My house is full of Lego. It is fabulous stuff unless you step on it in the dark without any shoes on. McKendrick on ZDNET, whose blog is well worth a regular read, brings up the Lego analogy in the SOA context.
Is LEGO block-building a valid analogy for SOA application building? I think it very adequately captures the essence of what SOA is about, though it’s understood that SOA building is much more complex. ‘Erector set’ of course may better describe it, because it involves some nut-and-bolts work rather than simply “snapping” components together.
Perhaps we could pull some definitions together and conclude that the ‘enterprise’ is a series of interconnected businesses that can be snapped together on demand, like LEGO blocks, to serve specific market needs as they arise
Lots of other folks use the Lego analogy. If you Google SOA and Lego you would think that Lego is an SOA company.
Potsdam University, near Berlin, has received considerable funding from Hasso Plattner, An SAP founder and former CEO. He also lectures there a lot, and is determined to help build the next generation of software developers and designers at the HPI. Hasso also does a lot at Stanford. Having been one of the original SAP founders you could forgive him for getting out the pipe and slippers, but he seems busier than ever now. He keeps an eye out for new ideas for SAP, but he has a real passion for the next generation.
As an aside, speaking of Lego, there is a project going on at the HPI to make the .NET run-time available on the Lego Mindstorm platform. By the time my kids get a bit older, I may find myself stepping on a global supply chain. SAP on a Lego brick here we come.
But seriously, watch Hasso Plattner talking about design. It isn’t a presentation aimed at financial investors and analysts, but at the developers and designers of the future. It may give you a different insight into SAP.
It is a brilliant lecture, he speaks with a deep passion, and a profound grasp of the history and the future of our industry. I’d suggest that every single SAP employee listens to this, in fact anyone in software should, whether you are a SOA wizard, or deeply into user experience, or even better, both.
About quarter of the way through he made this comment.
The Lego bricks are not the model for corporate or enterprise software. Lego bricks are not the model for architectural models. No architect in the world uses Lego for models, and they are a few magnitudes simpler than enterprise software.
And later he said.
The ones that are running around and saying this is bricks and we just put them together are misleading you, regardless of how prominent they are
I’ll take a bet, I put money on it…that I’m right.

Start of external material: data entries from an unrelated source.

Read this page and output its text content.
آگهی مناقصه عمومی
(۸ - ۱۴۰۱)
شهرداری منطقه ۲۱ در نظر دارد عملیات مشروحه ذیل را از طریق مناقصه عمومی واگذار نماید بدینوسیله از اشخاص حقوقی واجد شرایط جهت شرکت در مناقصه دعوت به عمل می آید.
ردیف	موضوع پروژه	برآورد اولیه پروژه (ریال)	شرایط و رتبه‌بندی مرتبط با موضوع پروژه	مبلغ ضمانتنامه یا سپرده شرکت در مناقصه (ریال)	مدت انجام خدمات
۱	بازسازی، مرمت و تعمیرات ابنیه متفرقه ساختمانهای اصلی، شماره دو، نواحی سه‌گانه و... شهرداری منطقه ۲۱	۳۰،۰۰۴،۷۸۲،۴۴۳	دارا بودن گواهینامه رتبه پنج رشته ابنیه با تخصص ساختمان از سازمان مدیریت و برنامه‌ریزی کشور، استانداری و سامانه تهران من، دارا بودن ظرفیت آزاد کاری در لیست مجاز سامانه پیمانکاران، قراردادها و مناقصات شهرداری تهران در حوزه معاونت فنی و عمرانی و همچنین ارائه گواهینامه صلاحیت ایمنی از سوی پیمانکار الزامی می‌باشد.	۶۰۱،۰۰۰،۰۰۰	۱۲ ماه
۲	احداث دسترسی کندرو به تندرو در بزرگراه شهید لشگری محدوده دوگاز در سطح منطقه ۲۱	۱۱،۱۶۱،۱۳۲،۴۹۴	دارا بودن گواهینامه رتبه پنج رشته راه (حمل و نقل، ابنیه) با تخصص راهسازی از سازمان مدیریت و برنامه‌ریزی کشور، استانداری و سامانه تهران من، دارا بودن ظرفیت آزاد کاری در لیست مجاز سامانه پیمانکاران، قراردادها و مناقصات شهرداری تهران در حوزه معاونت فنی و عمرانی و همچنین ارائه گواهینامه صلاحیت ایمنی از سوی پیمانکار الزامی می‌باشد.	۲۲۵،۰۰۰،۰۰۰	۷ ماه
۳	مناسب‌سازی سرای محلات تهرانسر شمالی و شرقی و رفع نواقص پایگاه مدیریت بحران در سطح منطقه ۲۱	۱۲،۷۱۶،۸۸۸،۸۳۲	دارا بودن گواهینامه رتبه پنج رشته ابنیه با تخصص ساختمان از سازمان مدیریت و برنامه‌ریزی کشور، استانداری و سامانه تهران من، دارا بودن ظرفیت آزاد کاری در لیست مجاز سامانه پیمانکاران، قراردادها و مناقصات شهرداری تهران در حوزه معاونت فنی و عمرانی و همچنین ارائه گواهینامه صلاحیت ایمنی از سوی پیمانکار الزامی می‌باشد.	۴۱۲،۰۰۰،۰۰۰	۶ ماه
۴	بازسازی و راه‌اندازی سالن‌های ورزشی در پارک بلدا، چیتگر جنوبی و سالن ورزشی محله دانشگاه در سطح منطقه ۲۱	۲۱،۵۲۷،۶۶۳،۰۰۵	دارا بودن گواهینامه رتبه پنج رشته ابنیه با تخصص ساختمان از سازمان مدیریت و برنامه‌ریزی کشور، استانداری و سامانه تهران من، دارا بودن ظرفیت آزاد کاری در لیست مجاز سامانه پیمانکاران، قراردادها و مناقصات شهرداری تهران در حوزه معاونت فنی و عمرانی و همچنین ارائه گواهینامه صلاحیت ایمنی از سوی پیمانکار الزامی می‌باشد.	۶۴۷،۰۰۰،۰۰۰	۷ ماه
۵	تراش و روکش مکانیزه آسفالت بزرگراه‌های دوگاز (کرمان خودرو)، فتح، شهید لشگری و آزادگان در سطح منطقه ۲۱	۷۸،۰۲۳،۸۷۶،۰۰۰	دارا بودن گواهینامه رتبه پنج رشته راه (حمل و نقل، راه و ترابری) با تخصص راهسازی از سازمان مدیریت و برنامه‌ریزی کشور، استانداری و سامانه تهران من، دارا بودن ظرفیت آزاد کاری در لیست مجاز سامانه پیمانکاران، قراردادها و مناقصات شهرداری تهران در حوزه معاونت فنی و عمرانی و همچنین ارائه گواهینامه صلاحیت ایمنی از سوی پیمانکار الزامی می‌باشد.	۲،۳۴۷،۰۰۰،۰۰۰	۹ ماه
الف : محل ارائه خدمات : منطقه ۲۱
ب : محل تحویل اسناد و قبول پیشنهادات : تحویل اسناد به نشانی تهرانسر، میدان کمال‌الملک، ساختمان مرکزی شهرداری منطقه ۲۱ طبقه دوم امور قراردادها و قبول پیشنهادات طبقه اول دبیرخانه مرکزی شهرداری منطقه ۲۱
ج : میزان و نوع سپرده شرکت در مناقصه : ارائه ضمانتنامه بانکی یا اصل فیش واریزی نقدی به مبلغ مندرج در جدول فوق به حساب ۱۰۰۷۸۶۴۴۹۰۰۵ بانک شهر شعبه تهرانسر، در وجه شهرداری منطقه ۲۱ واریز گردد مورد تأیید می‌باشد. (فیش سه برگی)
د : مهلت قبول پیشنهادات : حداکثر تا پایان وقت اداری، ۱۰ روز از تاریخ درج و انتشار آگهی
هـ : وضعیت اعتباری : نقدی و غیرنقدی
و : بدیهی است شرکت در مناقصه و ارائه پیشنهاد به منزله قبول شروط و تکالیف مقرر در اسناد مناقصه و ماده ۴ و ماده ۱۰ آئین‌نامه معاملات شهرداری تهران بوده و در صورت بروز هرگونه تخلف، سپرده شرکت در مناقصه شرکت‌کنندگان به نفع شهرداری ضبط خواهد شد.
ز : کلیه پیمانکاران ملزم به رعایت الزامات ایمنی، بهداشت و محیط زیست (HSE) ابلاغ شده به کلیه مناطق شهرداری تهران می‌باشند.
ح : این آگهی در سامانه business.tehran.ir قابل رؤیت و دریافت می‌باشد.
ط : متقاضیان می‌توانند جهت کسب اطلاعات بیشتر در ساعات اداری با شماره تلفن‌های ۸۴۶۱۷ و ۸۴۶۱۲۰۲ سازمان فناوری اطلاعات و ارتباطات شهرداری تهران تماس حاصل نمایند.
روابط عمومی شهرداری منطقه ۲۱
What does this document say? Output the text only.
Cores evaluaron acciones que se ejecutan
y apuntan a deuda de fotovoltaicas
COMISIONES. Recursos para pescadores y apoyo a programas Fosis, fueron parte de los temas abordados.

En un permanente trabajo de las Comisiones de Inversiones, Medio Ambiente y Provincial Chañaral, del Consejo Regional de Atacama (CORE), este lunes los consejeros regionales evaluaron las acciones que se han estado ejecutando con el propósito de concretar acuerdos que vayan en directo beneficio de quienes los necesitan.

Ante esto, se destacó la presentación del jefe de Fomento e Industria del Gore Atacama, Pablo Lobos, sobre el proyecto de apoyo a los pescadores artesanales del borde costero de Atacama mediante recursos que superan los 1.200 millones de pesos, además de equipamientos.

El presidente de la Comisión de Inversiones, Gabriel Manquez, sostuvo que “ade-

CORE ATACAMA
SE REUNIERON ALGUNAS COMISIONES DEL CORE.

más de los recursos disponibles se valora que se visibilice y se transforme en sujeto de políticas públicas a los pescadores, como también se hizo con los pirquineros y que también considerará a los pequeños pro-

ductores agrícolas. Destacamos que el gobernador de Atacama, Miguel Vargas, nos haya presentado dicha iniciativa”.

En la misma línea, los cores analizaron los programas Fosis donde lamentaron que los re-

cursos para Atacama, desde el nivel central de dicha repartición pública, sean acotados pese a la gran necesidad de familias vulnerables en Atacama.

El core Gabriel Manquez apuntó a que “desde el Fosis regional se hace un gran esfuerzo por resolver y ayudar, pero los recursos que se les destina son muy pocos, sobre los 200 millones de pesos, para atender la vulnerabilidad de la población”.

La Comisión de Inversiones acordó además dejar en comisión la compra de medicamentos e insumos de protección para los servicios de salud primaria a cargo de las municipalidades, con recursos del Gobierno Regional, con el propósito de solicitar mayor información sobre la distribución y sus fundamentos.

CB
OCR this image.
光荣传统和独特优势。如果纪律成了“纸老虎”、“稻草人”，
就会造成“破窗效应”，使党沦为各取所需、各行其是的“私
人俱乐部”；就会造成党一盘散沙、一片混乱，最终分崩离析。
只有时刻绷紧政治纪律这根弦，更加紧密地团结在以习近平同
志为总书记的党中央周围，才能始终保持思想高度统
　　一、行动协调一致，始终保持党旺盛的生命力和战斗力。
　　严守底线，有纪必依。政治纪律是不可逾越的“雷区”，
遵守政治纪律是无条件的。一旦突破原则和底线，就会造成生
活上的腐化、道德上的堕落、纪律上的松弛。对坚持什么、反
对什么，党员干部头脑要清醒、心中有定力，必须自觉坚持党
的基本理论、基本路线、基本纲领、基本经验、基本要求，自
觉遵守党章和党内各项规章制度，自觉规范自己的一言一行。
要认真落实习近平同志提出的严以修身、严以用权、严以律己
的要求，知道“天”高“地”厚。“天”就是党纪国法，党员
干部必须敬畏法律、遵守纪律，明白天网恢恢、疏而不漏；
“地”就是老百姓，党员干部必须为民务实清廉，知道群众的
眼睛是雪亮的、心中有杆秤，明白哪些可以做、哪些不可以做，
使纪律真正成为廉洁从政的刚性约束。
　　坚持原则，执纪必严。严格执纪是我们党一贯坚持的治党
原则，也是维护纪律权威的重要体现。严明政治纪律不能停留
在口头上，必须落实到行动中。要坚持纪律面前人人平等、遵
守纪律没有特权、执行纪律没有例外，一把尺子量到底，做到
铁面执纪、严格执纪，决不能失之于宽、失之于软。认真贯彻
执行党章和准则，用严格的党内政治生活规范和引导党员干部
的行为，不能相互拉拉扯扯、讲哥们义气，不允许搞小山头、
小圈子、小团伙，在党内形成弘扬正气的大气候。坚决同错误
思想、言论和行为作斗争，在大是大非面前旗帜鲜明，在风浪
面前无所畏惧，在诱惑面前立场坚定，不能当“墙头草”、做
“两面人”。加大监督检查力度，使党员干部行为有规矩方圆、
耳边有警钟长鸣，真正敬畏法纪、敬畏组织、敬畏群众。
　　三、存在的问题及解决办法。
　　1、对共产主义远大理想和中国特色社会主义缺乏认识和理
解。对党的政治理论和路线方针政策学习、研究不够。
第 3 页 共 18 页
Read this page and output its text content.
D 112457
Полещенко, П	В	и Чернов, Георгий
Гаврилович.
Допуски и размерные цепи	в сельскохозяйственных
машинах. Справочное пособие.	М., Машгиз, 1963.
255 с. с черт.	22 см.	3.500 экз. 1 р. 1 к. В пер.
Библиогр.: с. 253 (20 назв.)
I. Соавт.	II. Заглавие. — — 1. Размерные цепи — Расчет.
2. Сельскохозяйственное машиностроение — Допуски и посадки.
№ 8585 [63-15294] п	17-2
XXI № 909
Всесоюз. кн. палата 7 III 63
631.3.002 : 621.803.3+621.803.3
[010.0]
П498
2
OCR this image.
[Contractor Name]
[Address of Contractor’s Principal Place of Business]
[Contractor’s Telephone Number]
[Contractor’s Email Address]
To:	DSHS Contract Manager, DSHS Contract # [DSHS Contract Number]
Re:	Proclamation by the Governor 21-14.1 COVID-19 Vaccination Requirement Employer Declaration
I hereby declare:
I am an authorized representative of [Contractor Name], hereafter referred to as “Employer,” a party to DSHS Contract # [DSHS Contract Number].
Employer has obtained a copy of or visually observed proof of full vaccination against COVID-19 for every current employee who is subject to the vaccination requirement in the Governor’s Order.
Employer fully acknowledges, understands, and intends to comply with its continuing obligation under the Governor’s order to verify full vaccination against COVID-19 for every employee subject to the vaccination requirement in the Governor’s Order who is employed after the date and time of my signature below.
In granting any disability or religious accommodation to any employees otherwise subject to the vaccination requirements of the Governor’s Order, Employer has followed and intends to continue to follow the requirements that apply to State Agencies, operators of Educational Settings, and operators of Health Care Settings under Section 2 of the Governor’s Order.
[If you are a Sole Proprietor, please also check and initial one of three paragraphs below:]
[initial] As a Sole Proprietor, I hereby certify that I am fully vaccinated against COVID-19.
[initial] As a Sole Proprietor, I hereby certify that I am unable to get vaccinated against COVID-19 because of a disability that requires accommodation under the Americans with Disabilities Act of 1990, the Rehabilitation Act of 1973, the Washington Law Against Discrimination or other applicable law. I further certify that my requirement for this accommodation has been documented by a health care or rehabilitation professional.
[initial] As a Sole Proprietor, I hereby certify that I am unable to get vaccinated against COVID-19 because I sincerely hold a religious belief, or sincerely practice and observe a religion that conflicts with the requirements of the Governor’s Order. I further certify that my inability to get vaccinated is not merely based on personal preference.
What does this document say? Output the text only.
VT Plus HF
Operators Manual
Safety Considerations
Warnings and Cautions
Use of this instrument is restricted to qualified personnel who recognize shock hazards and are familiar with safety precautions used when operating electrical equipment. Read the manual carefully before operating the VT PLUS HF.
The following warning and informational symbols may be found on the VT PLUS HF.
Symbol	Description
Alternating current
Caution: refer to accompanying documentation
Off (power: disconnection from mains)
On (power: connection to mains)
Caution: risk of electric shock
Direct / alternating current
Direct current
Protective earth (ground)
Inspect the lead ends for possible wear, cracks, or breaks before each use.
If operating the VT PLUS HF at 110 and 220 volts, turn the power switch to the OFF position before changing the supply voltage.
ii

There is lots more to this podcast, but if Hasso says stop talking about Lego in the context enterprise software, then perhaps he is worth listening to. No more pictures of Lego on slide 567.
Other tidbits from Hasso….. The coffee cup story is a classic, as is the Porsche Cost Accounting programme grinding the production to a halt, the fingernail incident, people centric design, big companies and innovation, Excel, Kitchens, SOA, Complexity, Hackers R Us, Spiderwebs, the design process, IDEO, desirability, vitality, feasibility, most software is hated, outside-in, Apple, Steve Jobs, Engineering and Design relationship, Waterfall methods sucked 30 years ago, SAP naming conventions, distributed databases in the 1990’s, ideological thinking, prototypes, the history of ABAP, Dietmar Hopp, Powerpoint, SOA is not a value in itself, a demo of a SAP-GIS mashup-composite thingy, post its, and a video clip about a design workshop at SAP Labs, empathy first, we had the luck to have our first office at the customer, I learnt everything about account receivables by watching, and he finishes with a neat SAP Bash.
I’ve read Jeff’s post about the culture of complexity and I’d agree that often we make things too complicated, but then, watching Hasso, one point struck me. He said something like cars today are much better than cars from the 1950’s, they are also a lot more complicated.
As Einstein said, everything should be made as simple as possible, but not simpler.
Disclaimer: Lego is an SAP customer!